The week's most interesting tension in EDV is the widening gap between a very loose borrow market and increasingly defensive options positioning — a split that frames where long-duration Treasury sentiment really sits right now.
The clearest signal is in the options market. Hedging demand has picked up noticeably over the past two weeks, with the put/call ratio climbing to 0.34 — well above its 20-day average of 0.29 and running nearly 1.7 standard deviations higher. It is the most defensive options read for EDV in several months, though it remains a long way from the 52-week high of 0.85. The move has been gradual rather than panicked: the PCR has risen steadily since mid-April, tracking a period when long-duration bond prices came under renewed pressure. The fund fell about 1.8% on the week and roughly 1.1% on Wednesday alone, closing near $63.37 as rate uncertainty kept a lid on the long end.

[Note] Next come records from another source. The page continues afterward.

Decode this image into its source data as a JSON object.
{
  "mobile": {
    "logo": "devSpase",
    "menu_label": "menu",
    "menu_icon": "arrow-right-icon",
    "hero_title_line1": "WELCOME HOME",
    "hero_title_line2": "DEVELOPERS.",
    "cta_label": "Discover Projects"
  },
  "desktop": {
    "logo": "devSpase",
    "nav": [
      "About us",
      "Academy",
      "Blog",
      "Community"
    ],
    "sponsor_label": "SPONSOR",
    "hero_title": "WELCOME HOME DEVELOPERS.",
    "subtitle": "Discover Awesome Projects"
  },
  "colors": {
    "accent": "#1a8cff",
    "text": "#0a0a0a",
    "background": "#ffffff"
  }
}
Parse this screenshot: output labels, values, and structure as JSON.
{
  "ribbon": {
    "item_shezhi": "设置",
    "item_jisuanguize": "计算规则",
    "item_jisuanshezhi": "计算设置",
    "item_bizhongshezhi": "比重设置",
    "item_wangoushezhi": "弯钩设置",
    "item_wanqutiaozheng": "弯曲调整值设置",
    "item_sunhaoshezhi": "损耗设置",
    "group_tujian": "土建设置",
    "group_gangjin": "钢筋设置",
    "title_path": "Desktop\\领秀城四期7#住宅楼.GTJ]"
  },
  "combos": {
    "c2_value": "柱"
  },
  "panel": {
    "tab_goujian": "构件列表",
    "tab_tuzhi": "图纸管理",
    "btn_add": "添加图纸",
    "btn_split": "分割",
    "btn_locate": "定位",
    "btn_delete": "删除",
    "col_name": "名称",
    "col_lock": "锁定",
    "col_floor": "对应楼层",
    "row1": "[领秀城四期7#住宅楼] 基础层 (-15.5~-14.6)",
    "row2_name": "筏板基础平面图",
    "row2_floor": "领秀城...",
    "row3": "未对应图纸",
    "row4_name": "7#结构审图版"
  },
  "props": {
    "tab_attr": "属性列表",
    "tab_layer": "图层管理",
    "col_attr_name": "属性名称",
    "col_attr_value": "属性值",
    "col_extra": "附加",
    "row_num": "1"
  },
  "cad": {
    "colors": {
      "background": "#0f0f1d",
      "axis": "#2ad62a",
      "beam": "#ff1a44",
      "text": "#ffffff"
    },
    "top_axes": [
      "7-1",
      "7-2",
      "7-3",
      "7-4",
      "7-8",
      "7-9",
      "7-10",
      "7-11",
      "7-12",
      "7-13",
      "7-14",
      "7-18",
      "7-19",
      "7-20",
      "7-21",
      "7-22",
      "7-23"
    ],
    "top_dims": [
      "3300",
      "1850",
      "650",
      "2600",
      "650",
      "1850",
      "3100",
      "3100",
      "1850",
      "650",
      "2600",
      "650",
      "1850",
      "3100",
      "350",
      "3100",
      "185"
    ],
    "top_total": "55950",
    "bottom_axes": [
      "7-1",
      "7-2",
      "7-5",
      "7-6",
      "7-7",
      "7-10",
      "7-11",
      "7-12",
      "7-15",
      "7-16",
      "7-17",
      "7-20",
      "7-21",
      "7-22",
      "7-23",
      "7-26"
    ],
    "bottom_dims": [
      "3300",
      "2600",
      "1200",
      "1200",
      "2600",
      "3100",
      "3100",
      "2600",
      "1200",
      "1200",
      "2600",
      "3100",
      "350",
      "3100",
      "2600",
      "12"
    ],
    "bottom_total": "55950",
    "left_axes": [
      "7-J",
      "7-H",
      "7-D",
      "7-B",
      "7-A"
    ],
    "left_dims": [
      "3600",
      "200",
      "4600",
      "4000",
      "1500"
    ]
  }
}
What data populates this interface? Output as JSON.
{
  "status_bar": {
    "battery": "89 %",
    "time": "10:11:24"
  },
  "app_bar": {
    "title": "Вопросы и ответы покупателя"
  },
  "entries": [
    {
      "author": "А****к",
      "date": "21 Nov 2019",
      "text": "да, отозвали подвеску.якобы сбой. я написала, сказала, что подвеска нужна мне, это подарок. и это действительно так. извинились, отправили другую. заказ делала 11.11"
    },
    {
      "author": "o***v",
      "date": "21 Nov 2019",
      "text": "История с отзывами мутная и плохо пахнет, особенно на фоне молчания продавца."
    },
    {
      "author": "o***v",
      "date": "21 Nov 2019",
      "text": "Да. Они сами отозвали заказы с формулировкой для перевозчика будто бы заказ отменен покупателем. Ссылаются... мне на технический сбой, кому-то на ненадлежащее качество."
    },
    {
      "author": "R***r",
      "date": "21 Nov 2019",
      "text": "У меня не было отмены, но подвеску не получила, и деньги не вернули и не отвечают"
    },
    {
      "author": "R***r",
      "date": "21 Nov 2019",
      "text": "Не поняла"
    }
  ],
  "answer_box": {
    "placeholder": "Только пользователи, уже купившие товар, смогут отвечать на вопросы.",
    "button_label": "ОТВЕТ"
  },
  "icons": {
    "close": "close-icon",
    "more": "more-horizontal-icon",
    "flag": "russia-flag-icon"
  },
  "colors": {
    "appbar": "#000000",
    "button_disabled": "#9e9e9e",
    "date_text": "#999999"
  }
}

Short interest tells a notably different story from the options tone. Estimated short positions roughly doubled week-on-week, with shares short jumping more than 111% to around 890,000 — but that still leaves SI at just 1.5% of free float, a level that carries no meaningful squeeze risk. Borrow cost edged up about 14% on the week to 0.61% annualised, but that is barely above the floor. Availability remains extremely loose: with borrow demand this low relative to supply, there is essentially no friction for anyone wanting to establish or exit a short position. The short score, meanwhile, has eased to 33.6 after spiking above 40 during the April 15–17 period — a sign that the mid-April borrow stress has unwound and conditions have normalised.
The broader fixed income ETF landscape offers some context for why options hedging is rising even as shorts remain light. Fixed income funds attracted roughly $10bn in net inflows on the week, with a flow imbalance of 61.6 — suggesting the asset class is still drawing buyers overall. For EDV specifically, the tension is duration. At roughly 25 years' effective duration, it is one of the most rate-sensitive instruments available in ETF form. Even a modest move in long yields produces an outsized price swing, making options a natural hedging tool for holders who want to stay long but manage tail risk. The $0.76 dividend paid at the start of April is a reminder that the income case for the fund is real — but it requires a stomach for the volatility that comes with the rate sensitivity.
Overall, the setup looks more cautious at the margin than positioned for an outright reversal: options traders are adding downside protection without abandoning the long trade, while the short and borrow markets remain far too loose to signal any real conviction from the bear side. The next meaningful catalyst is any shift in the Federal Reserve's tone or a material move in 30-year Treasury yields, either of which would test whether the hedges being built this week were well-timed.